SYDNEY, July 18, 2013 /PRNewswire/ -- Frost & Sullivan said that the automotive aftermarket sector in Australia is expected to see consolidation of its aftermarket distributors as well as servicing and maintenance providers as scale becomes essential for profitability.
Mr. Vijay Rao, Research Director, Asia Pacific at Frost & Sullivan said that there will be increased competition from original equipment services (OES) channels through introduction of capped price servicing and longer warranty periods on new vehicles sold.
He added that the demand for SUV parts and accessories is likely to drive the growth of the automotive aftermarket industry in Australia. "Other factors include an increasing average car parc age. Currently, the average age of passenger vehicles in Australia is 9.8 years and this is expected to increase to 10.2 years within the next decade," he said.
Mr. Rao is predicting the Australian automotive aftermarket sector to grow at a compound annual growth rate (CAGR) of 1.7 per cent (2012-2020) to reach revenues of US$ 12.93 million in 2020, driven by demand for accessories as well as SUV and performance parts.

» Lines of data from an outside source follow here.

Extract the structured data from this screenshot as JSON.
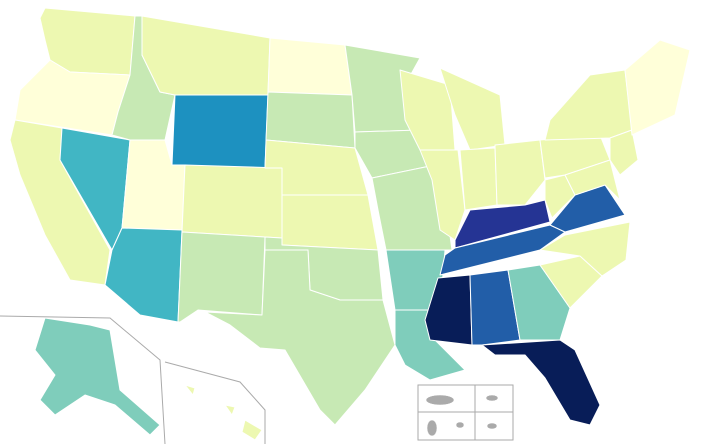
{
  "map": {
    "palette": [
      "#ffffd9",
      "#edf8b1",
      "#c7e9b4",
      "#7fcdbb",
      "#41b6c4",
      "#1d91c0",
      "#225ea8",
      "#253494",
      "#081d58"
    ]
  }
}
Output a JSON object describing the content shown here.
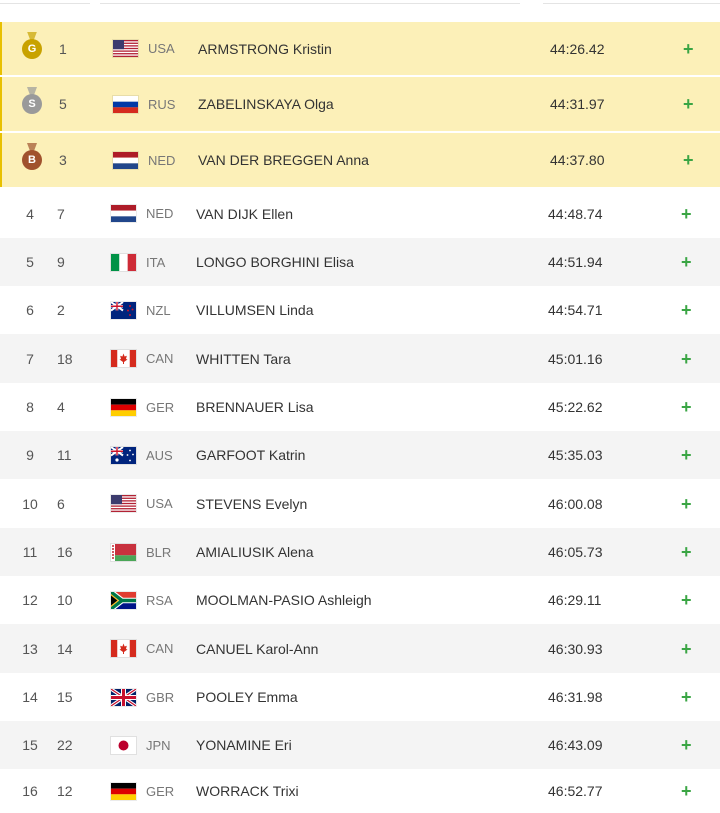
{
  "colors": {
    "gold": "#c8a200",
    "silver": "#9a9a9a",
    "bronze": "#a0522d",
    "medal_row_bg": "#fcf0b8",
    "expand_icon": "#3aa544"
  },
  "results": [
    {
      "medal": "G",
      "medal_type": "gold",
      "bib": "1",
      "flag": "usa",
      "noc": "USA",
      "name": "ARMSTRONG Kristin",
      "time": "44:26.42",
      "expand": "+"
    },
    {
      "medal": "S",
      "medal_type": "silver",
      "bib": "5",
      "flag": "rus",
      "noc": "RUS",
      "name": "ZABELINSKAYA Olga",
      "time": "44:31.97",
      "expand": "+"
    },
    {
      "medal": "B",
      "medal_type": "bronze",
      "bib": "3",
      "flag": "ned",
      "noc": "NED",
      "name": "VAN DER BREGGEN Anna",
      "time": "44:37.80",
      "expand": "+"
    },
    {
      "rank": "4",
      "bib": "7",
      "flag": "ned",
      "noc": "NED",
      "name": "VAN DIJK Ellen",
      "time": "44:48.74",
      "expand": "+"
    },
    {
      "rank": "5",
      "bib": "9",
      "flag": "ita",
      "noc": "ITA",
      "name": "LONGO BORGHINI Elisa",
      "time": "44:51.94",
      "expand": "+"
    },
    {
      "rank": "6",
      "bib": "2",
      "flag": "nzl",
      "noc": "NZL",
      "name": "VILLUMSEN Linda",
      "time": "44:54.71",
      "expand": "+"
    },
    {
      "rank": "7",
      "bib": "18",
      "flag": "can",
      "noc": "CAN",
      "name": "WHITTEN Tara",
      "time": "45:01.16",
      "expand": "+"
    },
    {
      "rank": "8",
      "bib": "4",
      "flag": "ger",
      "noc": "GER",
      "name": "BRENNAUER Lisa",
      "time": "45:22.62",
      "expand": "+"
    },
    {
      "rank": "9",
      "bib": "11",
      "flag": "aus",
      "noc": "AUS",
      "name": "GARFOOT Katrin",
      "time": "45:35.03",
      "expand": "+"
    },
    {
      "rank": "10",
      "bib": "6",
      "flag": "usa",
      "noc": "USA",
      "name": "STEVENS Evelyn",
      "time": "46:00.08",
      "expand": "+"
    },
    {
      "rank": "11",
      "bib": "16",
      "flag": "blr",
      "noc": "BLR",
      "name": "AMIALIUSIK Alena",
      "time": "46:05.73",
      "expand": "+"
    },
    {
      "rank": "12",
      "bib": "10",
      "flag": "rsa",
      "noc": "RSA",
      "name": "MOOLMAN-PASIO Ashleigh",
      "time": "46:29.11",
      "expand": "+"
    },
    {
      "rank": "13",
      "bib": "14",
      "flag": "can",
      "noc": "CAN",
      "name": "CANUEL Karol-Ann",
      "time": "46:30.93",
      "expand": "+"
    },
    {
      "rank": "14",
      "bib": "15",
      "flag": "gbr",
      "noc": "GBR",
      "name": "POOLEY Emma",
      "time": "46:31.98",
      "expand": "+"
    },
    {
      "rank": "15",
      "bib": "22",
      "flag": "jpn",
      "noc": "JPN",
      "name": "YONAMINE Eri",
      "time": "46:43.09",
      "expand": "+"
    },
    {
      "rank": "16",
      "bib": "12",
      "flag": "ger",
      "noc": "GER",
      "name": "WORRACK Trixi",
      "time": "46:52.77",
      "expand": "+"
    }
  ]
}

"There will also be increased opportunities for new participants in the Australian aftermarket sector due to future growth of hybrid and electric vehicles," he added.
Mr. Rao said that the rebound from the global financial crisis, clearly evidenced by the record number of cars sold in 2012 will be an important driver for the Australian automotive aftermarket sector, particularly for the parts and accessories segment.
He noted that Australian consumers are also increasingly turning to the internet to buy their aftermarket parts. "E-retailing is especially high in the case of parts and accessories," Mr. Rao said, adding that the newly-launched Webtyre.net allows customers to buy their tires online and then have them fitted at the nearest Ultra Tune center, a franchised workshop chain.
He noted that currently, there are over 85 registered vehicle brands that run on Australian roads compared to approximately 50 brands in the United States. Mr. Rao said that a diverse car parc in Australia requires aftermarket parts distributors to hold varied inventory, putting pressure on the margins of small independent distributors.
He also said that in order to retain customers for a longer period, OEMs have also recently introduced capped priced servicing to ensure customers continue to return to their dealerships.
"Capped price servicing puts a ceiling on the cost of routine servicing of new vehicles for a predetermined period, reducing ambiguity for customers," he said, adding that OEMs have also increased the warranty period on new cars to up to five years, which is likely keep the customers from taking the vehicles to independent workshops.